Poder-se-ia pensar que a alma estaria ausente de um livro tão determinantemente empirista como este; porém, não é esse o caso. Sacks parte de um questionamento metafísico - o que é sentir a música, de que modo ela actua sobre nós -  para chegar a teoria, nunca verbalizada, do sentimento musical. 
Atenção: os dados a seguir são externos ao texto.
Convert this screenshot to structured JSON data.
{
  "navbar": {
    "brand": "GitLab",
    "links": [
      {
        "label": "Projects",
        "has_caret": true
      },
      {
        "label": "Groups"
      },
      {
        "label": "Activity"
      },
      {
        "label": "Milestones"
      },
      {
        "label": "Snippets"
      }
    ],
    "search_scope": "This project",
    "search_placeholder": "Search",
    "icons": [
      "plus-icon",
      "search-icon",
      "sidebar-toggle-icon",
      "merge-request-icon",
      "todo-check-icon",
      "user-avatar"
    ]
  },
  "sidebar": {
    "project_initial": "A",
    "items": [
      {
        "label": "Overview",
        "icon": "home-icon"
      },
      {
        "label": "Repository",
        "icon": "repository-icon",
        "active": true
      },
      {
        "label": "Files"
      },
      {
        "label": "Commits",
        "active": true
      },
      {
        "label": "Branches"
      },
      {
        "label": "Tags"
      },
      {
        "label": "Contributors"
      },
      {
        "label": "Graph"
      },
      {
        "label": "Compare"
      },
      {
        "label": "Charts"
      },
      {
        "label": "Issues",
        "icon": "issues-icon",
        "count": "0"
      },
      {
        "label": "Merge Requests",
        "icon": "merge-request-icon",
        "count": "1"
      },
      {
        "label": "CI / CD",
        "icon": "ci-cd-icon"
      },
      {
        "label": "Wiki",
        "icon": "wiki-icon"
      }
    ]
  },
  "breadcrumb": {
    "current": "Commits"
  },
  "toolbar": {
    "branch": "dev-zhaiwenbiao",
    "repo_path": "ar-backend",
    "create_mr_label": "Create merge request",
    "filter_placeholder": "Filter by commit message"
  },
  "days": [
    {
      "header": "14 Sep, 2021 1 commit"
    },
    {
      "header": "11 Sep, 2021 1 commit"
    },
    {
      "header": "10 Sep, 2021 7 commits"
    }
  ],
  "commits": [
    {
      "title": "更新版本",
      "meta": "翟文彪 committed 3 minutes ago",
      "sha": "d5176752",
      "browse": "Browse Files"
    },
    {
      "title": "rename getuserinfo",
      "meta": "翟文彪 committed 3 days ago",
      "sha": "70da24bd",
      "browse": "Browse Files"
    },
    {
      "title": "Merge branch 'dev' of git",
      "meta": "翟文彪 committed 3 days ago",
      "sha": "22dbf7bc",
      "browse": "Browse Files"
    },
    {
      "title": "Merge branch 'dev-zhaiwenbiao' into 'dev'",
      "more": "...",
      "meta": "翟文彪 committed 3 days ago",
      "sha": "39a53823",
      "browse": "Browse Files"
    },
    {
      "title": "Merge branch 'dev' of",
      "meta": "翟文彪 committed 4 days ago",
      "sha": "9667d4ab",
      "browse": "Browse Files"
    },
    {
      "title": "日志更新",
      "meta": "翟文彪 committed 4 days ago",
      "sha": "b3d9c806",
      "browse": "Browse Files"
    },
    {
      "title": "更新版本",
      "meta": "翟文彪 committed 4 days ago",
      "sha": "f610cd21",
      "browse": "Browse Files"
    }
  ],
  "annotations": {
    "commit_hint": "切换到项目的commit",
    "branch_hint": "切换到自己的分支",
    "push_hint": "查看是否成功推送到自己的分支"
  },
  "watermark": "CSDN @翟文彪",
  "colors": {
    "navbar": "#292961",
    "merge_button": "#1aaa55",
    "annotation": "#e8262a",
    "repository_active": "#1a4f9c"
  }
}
O progresso da ciência tornou obsoletas as categorias estéticas tradicionais; o livro de Sacks prova este facto, ao reduzir a impulsos eléctricos e zonas activas e inactivas do cérebro o gosto musical, desde sempre o mais indefinível pela filosofia. Não existe o que se chama a música das esferas, ou uma qualquer emanação divina que explique o maravilhamento perante uma cantata de Bach ou a 5ª sinfonia de Mahler. O deleite que a música nos provoca, o extâse espiritual, é a soma de uma sequência de acontecimentos físicos: a cadência certa de notas na pauta, tocadas da forma mais perfeita possível, escutadas pelo ouvido correcto, estimulando de forma intermitente áreas diferentes do cérebro. É esta a descrição possível do acto de "ouvir música". Ou haverá algo mais? Sabemos o "como", mas ficaremos a saber o "porquê"? Será necessária, a pergunta? Oliver Sacks não se atreve a ir tão longe, apesar de toda a paixão que revela perante a música. Para ele é suficiente saber como funciona o nosso cérebro quando a escutamos; a beleza do mistério resolvido.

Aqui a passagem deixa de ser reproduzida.